The Aperitif: A Very Civilised Drink
I once met a woman who was adamant that drinking champagne first thing in the morning was very good for your health, ‘Say, half a bottle wouldn’t be too much at all. Champagne is so low in alcohol, don’t you know’. As lovely as that sounds, being an alcoholic, with too much money and time to spare, I reckon drinking that much champagne might take the fun out of it. The rare occasion, when we do get to enjoy something like that, is what makes it so tempting and delicious. Then again, maybe this is the secret to a long and healthy life. Winston Churchill drank champagne in the morning, and continued to do so all day, by all accounts. He is said to have drunk most of the Pol Roger 1928 vintage himself! So having ‘drinks’ probably wasn’t a thing for him.
I suppose the ultimate aperitif would have to be a glass of champagne. That’s all very glamorous sounding, but champagne isn’t nearly as interesting as so many of the obscure drinks that are made all over Europe. All those bitter drinks with such beautiful labels; the pristine aniseed flavoured drinks; the herbal vermouths so popular in Spain; and all the other fortified wines that really to belong to another age.
What makes the aperitif so attractive is much to do with the anticipation of it. The anticipation of an evening, and good food. It is the time of day when work stops, when you have the time to spend simply doing nothing but enjoying the company of friends, and watching the world go by.
It is funny how these drinks are often connected with certain fictional characters. Hannibal Lecter was supposed to enjoy a Lillet blanc, with a slice of orange. Hercule Poirot often took a crème de banane. There are so many of these old and bizarre drinks, you wonder who actually drinks them on a regular basis. Campari is an interesting case. As one of the many bitter drinks that have come back into fashion over the last few years, it is now the height of sophistication, with its woody bitterness and garish red colour.
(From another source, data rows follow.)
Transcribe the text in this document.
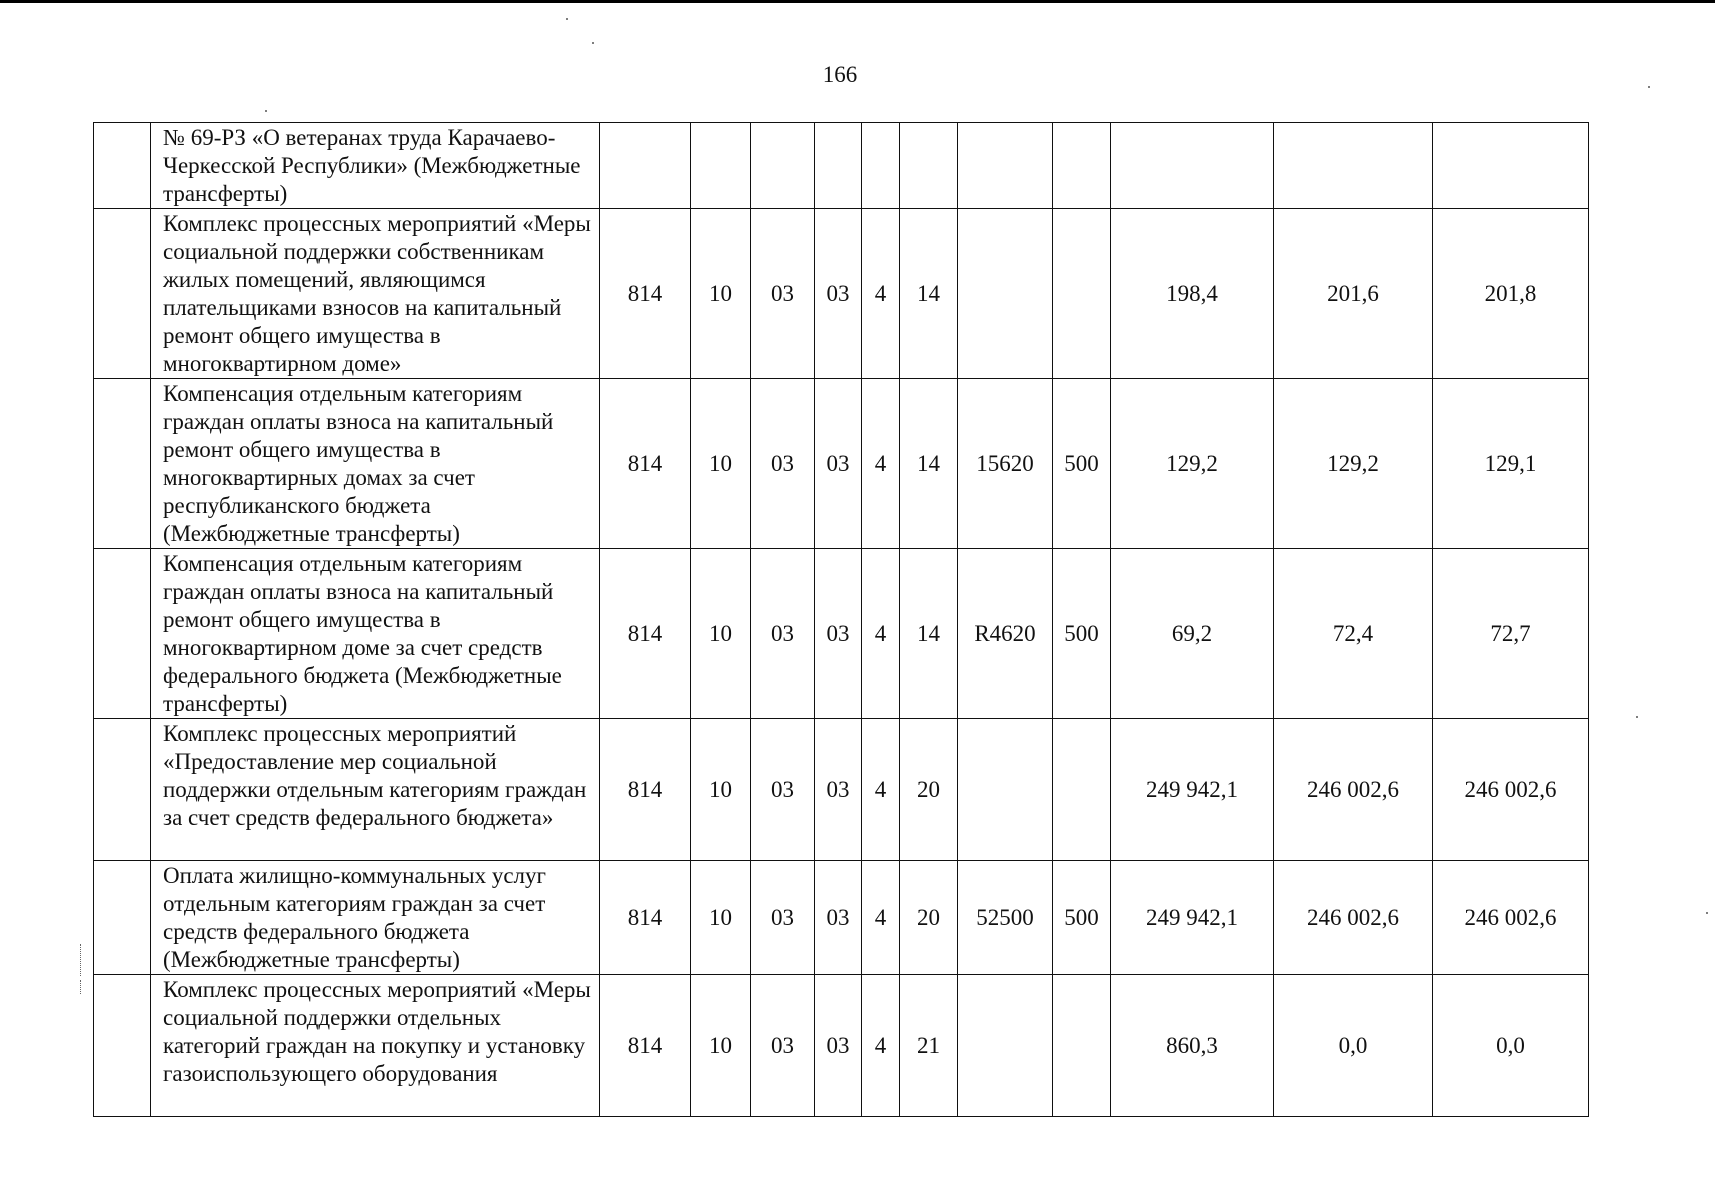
166
	№ 69-РЗ «О ветеранах труда Карачаево-Черкесской Республики» (Межбюджетные трансферты)											
	Комплекс процессных мероприятий «Меры социальной поддержки собственникам жилых помещений, являющимся плательщиками взносов на капитальный ремонт общего имущества в многоквартирном доме»	814	10	03	03	4	14			198,4	201,6	201,8
	Компенсация отдельным категориям граждан оплаты взноса на капитальный ремонт общего имущества в многоквартирных домах за счет республиканского бюджета (Межбюджетные трансферты)	814	10	03	03	4	14	15620	500	129,2	129,2	129,1
	Компенсация отдельным категориям граждан оплаты взноса на капитальный ремонт общего имущества в многоквартирном доме за счет средств федерального бюджета (Межбюджетные трансферты)	814	10	03	03	4	14	R4620	500	69,2	72,4	72,7
	Комплекс процессных мероприятий «Предоставление мер социальной поддержки отдельным категориям граждан за счет средств федерального бюджета»	814	10	03	03	4	20			249 942,1	246 002,6	246 002,6
	Оплата жилищно-коммунальных услуг отдельным категориям граждан за счет средств федерального бюджета (Межбюджетные трансферты)	814	10	03	03	4	20	52500	500	249 942,1	246 002,6	246 002,6
	Комплекс процессных мероприятий «Меры социальной поддержки отдельных категорий граждан на покупку и установку газоиспользующего оборудования	814	10	03	03	4	21			860,3	0,0	0,0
You would think the mysterious luminosity would put people off.
Drinks are especially nice if you have something to go with them. Preferably something very simple. I remember being in a sqaure in Aix, where the waiters would bring out little pieces of sauccison and green olives. Just plain, good quality un-pitted olives in brine. Having them this way means you can really taste the olive, and you don’t get your hands all messy. One of the tastiest things to have with a drink are salted almonds. Click here for an interesting method for making salted almond.
One of my favourite drinks is white port with tonic water, and lots of ice. White port, even when very cold, can be flabby, so adding a bit of tonic water turns it into a very refreshing drink. You see a lot of people drinking it in Portugal, and if its good enough for the Portuguese, it’s good enough for me. White port isn’t that expensive either. You can buy a good bottle for around £10. I usually just pour it in, but the quantities are roughly half and half. Whatever you do, don’t call it a portonic.